Rodrigo aprendeu há seis anos a tirar sons musicais de um tubo de plástico. Não é mais que uma secção normalmente utilizada em canalizações. O fôlego de Rodrigo transforma-o num didgeridu, o instrumento sagrado dos aborígenes australianos.
O som grave e sincopado do tubo de plástico enche a sala onde Rodrigo e Liliane praticam o didgeridu. Ele ensina, ela aprende.

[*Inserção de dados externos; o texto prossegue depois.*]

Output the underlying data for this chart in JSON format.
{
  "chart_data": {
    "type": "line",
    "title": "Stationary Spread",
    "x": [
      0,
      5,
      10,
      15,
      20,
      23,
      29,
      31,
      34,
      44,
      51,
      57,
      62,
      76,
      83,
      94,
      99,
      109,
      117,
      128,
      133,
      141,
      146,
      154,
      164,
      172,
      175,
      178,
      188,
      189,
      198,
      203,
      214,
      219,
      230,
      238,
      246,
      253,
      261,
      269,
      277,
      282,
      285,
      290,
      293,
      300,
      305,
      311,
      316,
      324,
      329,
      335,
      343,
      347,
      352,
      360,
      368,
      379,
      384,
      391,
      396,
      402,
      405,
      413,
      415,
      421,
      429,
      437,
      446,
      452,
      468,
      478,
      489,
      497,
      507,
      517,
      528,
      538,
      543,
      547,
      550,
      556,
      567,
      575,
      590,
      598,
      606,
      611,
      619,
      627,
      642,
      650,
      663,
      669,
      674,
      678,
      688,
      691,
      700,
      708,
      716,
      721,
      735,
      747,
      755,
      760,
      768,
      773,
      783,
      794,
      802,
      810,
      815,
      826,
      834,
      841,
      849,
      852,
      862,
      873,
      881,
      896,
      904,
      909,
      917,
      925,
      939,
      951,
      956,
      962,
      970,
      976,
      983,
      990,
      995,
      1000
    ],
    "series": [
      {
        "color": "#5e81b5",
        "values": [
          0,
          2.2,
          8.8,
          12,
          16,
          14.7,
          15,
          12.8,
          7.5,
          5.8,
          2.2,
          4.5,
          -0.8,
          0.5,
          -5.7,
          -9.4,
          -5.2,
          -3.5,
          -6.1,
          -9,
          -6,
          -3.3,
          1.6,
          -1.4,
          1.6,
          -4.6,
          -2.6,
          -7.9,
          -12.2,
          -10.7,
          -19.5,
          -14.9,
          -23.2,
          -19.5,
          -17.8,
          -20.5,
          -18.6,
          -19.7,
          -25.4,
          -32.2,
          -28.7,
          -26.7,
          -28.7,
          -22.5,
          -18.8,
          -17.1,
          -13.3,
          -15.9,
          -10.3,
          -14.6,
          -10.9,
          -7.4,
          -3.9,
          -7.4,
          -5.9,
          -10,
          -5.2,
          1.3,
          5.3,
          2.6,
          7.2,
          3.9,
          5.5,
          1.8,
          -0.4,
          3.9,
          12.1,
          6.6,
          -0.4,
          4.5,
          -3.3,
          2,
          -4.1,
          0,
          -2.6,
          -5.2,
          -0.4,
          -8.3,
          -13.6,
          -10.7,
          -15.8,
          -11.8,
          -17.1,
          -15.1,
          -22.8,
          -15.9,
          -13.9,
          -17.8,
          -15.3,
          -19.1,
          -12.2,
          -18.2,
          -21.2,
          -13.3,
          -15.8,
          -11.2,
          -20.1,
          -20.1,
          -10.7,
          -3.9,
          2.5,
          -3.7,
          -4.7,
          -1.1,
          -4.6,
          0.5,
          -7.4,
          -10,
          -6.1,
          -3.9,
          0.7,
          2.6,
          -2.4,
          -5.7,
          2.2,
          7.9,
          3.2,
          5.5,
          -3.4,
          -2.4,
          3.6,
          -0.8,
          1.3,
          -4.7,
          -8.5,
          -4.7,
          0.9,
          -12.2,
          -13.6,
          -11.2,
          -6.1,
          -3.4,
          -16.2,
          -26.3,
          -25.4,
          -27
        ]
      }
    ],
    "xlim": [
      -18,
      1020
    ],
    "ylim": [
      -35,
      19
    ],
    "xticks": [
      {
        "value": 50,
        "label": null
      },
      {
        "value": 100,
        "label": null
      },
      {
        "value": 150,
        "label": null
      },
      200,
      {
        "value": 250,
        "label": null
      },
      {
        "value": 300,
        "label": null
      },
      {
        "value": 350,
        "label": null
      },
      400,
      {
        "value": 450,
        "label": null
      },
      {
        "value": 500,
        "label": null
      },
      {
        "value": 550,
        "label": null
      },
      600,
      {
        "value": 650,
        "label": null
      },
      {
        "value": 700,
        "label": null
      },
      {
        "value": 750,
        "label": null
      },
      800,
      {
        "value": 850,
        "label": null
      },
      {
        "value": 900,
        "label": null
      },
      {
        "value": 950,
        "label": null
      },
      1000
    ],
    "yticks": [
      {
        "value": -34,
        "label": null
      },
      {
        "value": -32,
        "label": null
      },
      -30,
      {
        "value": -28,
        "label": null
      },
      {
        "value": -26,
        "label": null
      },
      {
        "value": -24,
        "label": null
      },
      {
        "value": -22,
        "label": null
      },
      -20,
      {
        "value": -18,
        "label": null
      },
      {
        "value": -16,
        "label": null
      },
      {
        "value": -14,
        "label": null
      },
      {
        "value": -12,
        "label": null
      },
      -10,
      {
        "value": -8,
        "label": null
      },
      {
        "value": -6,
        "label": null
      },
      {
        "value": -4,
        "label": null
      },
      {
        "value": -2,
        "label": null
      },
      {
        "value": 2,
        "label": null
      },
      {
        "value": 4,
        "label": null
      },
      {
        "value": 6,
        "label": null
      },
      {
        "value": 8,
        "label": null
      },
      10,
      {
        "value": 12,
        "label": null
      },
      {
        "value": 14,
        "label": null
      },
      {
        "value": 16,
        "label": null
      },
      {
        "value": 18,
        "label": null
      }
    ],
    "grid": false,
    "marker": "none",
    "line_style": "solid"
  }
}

Liliane é belga. Está a tirar partido de ter levado para a Cooperativa Cultural Mó de Vida, em Almada, o Banco de Tempo. “Há quem tenha muito dinheiro e quem não tenha, ou tenha pouco. Mas todos temos o mesmo tempo. O tempo é o mesmo para todos”. É a contrariar uma ideia feita que justifica a validade do Banco. Liliane aprende “didgeridu” com tempo do Rodrigo. Em troca é procurada para explicações de francês.
Como não tem carro nem sabe conduzir, Rodrigo costuma usar o tempo de outros clientes do Banco que se disponibilizem a transportá-lo quando tem necessidade. Rodrigo paga o combustível.
A ideia do Banco de Tempo teve origem em Itália e rapidamente alastrou, até aos Estados Unidos da América. Chegou a Portugal no início dos anos 90 onde conta com cerca de 30 balcões e reúne cerca 200 membros. “É um movimento social que pretende criar uma rede comunitária de entreajuda em que as pessoas disponibilizam saberes, serviços, conhecimentos”, explica Irene Freitas Silva, impulsionadora do Banco de Tempo do Lumiar, em Lisboa.
Como num banco comum, cada cliente abre uma conta, faz um depósito e levanta um livro de cheques. Ao entregar o seu tempo, oferece também as suas competências, ou pelo menos aquelas que pode e quer partilhar.
Carla Vitorino é praticante de “reiki”. “É complicado para quem tem experiência como voluntário entrar no espírito do Banco. O voluntário dá de si, sem esperar receber nada em troca. No Banco de Tempo não é assim. Tive dificuldade em perceber que também podia beneficiar dos préstimos dos outros”. A Carla usa o tempo dos outros quando precisa de ajuda para transportar um sofá ou outra actividade que requeira uso extra de força.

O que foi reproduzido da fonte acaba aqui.